本家ワールドカップの限界とは何か?これは本家ワールドカップの持つ魅力の裏腹ともいえるのですが,例えば,仮にこの世界にカカーが100人いたとします。しかし,ワールドカップでプレーできるのは最大で約23人に過ぎません。ポジション適性の問題で実際はもっと少なくなるでしょうけど,少なくとも77人のカカーはプレーできない計算となります。その理由は彼らが「ブラジル人」であるがゆえに。

つまり,本家ワールドカップには選手の実力以外の「国籍」という「政治的な指標」により選手を制限する仕組みがあります。100人のカカーなどというと極端な話ですが,実際クオリティの高い選手が数多くいるブラジル代表ではこれに似た現象は起きており,クオリティの高い選手がプレーすることを最優先に考えるなら,それはつまり大会のクオリティを上げることを最優先に考えるなら,ブラジル人チームを何チームか作って弱小国の代表チームに替えて出場させるべきでしょう。しかし,そうすべきでない,というのが本家ワールドカップ。なぜなら,本家ワールドカップは,スポーツの祭典であると同時に「政治ゲーム」「政治の祭典」でもあるから,つまり,ブラジル vs アルゼンチンのような政治共同体の代表らしき者同士が戦うという擬似的な国家競争のフォーマットを維持することをフットボールのクオリティよりも優先すべき(おそらくそっちの方が大会が盛り上がるという判断がある)という思想が背景にある大会だからです(余談ですが,同様なことはオリンピックにもいえます)。つまり,フットボールにはあんまり関心がなくても,アルゼンチンに勝って幸せになりたいブラジル人なら楽しめる,そういう窓口の広い大会にしたい,ということです。

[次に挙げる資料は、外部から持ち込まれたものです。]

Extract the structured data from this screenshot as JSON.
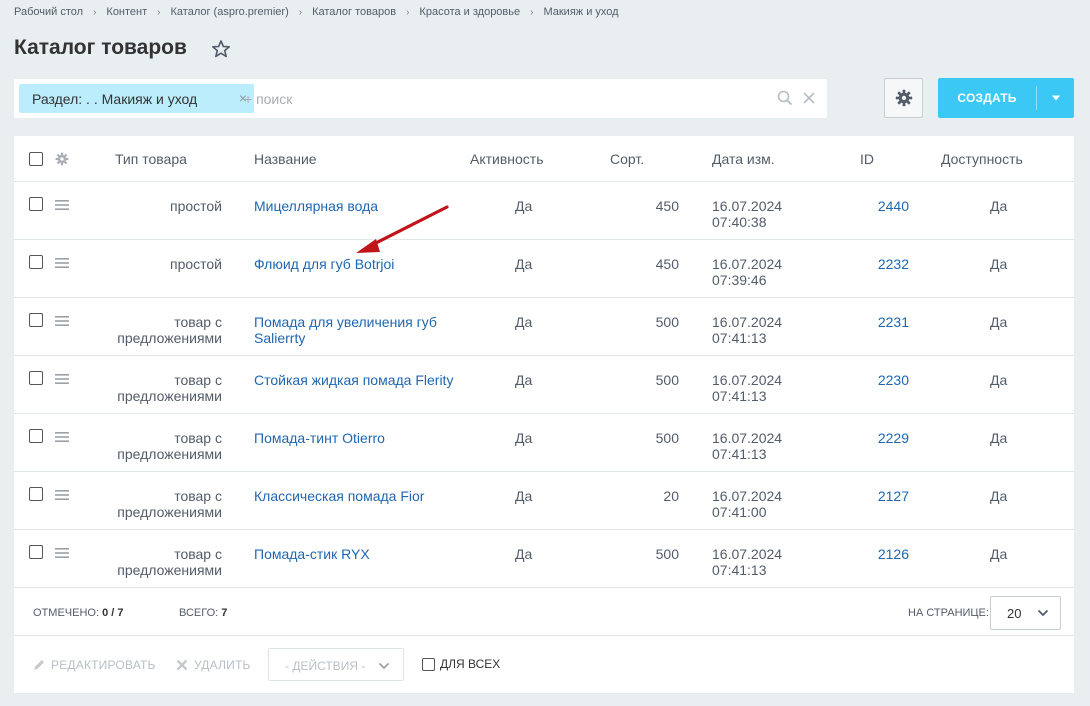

クラブワールドカップには,このような制限は一応無いといえます(普段のリーグ戦やカップ戦での登録制限はあるのでそれにつきあう形でどのチームも編成される以上ある程度の制限はありますが)。もちろんクラブチームにもクラブチームなりの限界がありますが(一番大きいのはおそらく金銭的/経済的な限界),原則として上記のような限界は無いだけに伸びしろがある大会ともいえます。100人のカカーがいれば,23人以上のカカーがプレーできる可能性がある大会,つまり本家ワールドカップを超えるフットボールのクオリティが実現される可能性のある大会だと。

また本家ワールドカップとの比較でいうと,本家ワールドカップを「夢の祭典」とするなら,クラブワールドカップは「現実の祭典」といえる特徴があると思います。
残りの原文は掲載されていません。